I have a couple of questions. Can this library merge two audio segments into one media file? And is it possible to process videos without using Canvas?

Vanilagy commented 1 year ago

Hey!

So what you'll want to do is combine (mix) the two audio signals before encoding and muxing them, not muxing them separately and trying to combine them later. We can do this easily using the WebAudio API, by just hooking up some MediaStreamSourceNodes to a MediaStreamDestinationNode:

let audioContext = new AudioContext()

// Create MediaStreamSource nodes
let micStream = await navigator.mediaDevices.getUserMedia({ audio: true })
let micSource = audioContext.createMediaStreamSource(micStream)
let micGain = audioContext.createGain()

let displayStream = await navigator.mediaDevices.getDisplayMedia({ video: true, audio: true })
let displaySource = audioContext.createMediaStreamSource(displayStream)
let displayGain = audioContext.createGain()

// Create the MediaStreamDestination
let destination = audioContext.createMediaStreamDestination()

// Connect the microphone source to gain node and destination
micSource.connect(micGain)
micGain.connect(destination)

// Connect the display source to gain node and destination
displaySource.connect(displayGain)
displayGain.connect(destination)

// Set whatever volumes you want
micGain.gain.value = 1
displayGain.gain.value = 0.7

// Create the MediaStreamTrackProcessor
let trackProcessor = new MediaStreamTrackProcessor(destination.stream.getAudioTracks()[0])
let consumer = new WritableStream({
    write(audioData) {
        // Assuming the AudioEncoder and stuff are set up already
        audioEncoder.encode(audioData);
        audioData.close();
    }
});
trackProcessor.readable.pipeTo(consumer);

I added some GainNodes to also control the volume, which you might wanna do.

For your second question, of course it is.
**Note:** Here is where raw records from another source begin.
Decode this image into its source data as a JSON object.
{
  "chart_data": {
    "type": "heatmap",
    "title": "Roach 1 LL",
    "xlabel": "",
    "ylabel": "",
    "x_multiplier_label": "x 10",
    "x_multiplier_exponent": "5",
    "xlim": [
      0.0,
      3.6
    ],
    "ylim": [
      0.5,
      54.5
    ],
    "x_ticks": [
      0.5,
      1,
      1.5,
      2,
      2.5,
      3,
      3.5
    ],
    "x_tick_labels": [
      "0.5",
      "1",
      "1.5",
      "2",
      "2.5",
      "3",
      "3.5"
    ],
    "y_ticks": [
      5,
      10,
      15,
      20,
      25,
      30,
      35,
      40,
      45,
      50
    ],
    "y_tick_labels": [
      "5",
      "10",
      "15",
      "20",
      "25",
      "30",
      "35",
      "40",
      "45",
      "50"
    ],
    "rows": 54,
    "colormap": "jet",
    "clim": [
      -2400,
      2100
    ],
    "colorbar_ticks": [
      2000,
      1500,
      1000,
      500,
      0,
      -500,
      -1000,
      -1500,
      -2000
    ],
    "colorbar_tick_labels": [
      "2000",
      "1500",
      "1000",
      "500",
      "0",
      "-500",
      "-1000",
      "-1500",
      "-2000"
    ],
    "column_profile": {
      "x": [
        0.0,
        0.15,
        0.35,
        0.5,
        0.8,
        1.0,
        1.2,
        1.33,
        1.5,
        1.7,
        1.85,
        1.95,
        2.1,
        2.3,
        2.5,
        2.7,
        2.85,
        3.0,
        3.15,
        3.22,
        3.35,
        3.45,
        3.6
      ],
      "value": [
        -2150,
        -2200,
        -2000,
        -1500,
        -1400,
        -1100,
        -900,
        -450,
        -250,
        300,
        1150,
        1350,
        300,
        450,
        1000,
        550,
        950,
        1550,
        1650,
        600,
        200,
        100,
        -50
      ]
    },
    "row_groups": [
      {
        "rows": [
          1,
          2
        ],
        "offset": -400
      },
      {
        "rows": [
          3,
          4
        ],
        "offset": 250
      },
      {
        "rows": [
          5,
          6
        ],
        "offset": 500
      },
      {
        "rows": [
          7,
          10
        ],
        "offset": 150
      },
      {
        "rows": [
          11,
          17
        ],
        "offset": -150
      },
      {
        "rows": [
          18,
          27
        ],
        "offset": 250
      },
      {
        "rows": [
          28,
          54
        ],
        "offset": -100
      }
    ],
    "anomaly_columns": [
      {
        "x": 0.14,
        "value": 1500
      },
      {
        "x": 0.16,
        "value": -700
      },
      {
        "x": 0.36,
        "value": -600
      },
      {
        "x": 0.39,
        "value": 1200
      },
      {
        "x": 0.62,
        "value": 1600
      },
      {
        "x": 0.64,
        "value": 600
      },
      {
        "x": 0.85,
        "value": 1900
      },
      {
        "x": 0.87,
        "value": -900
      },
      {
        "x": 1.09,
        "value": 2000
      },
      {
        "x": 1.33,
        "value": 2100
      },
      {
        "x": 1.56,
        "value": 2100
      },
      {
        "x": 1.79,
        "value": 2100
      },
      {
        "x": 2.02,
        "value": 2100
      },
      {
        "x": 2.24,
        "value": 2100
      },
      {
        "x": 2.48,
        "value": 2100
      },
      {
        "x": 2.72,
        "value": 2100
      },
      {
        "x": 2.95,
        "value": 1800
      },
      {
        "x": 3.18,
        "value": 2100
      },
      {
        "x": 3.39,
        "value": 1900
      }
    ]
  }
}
You can use a second MediaStreamTrackProcessor to get VideoFrames from a video track, which is likely what you want to do for capturing the recorded screen. Additionally, you can create VideoFrames manually. You're not limited by canvas, that's just something I did in my demo. By my knowledge, I think you can also draw a MediaStream directly to a canvas by going through a <video> element with its srcObject set. You could then also use that to generate a new VideoFrame.

Vanilagy commented 1 year ago

Do you still need help or can I close this issue?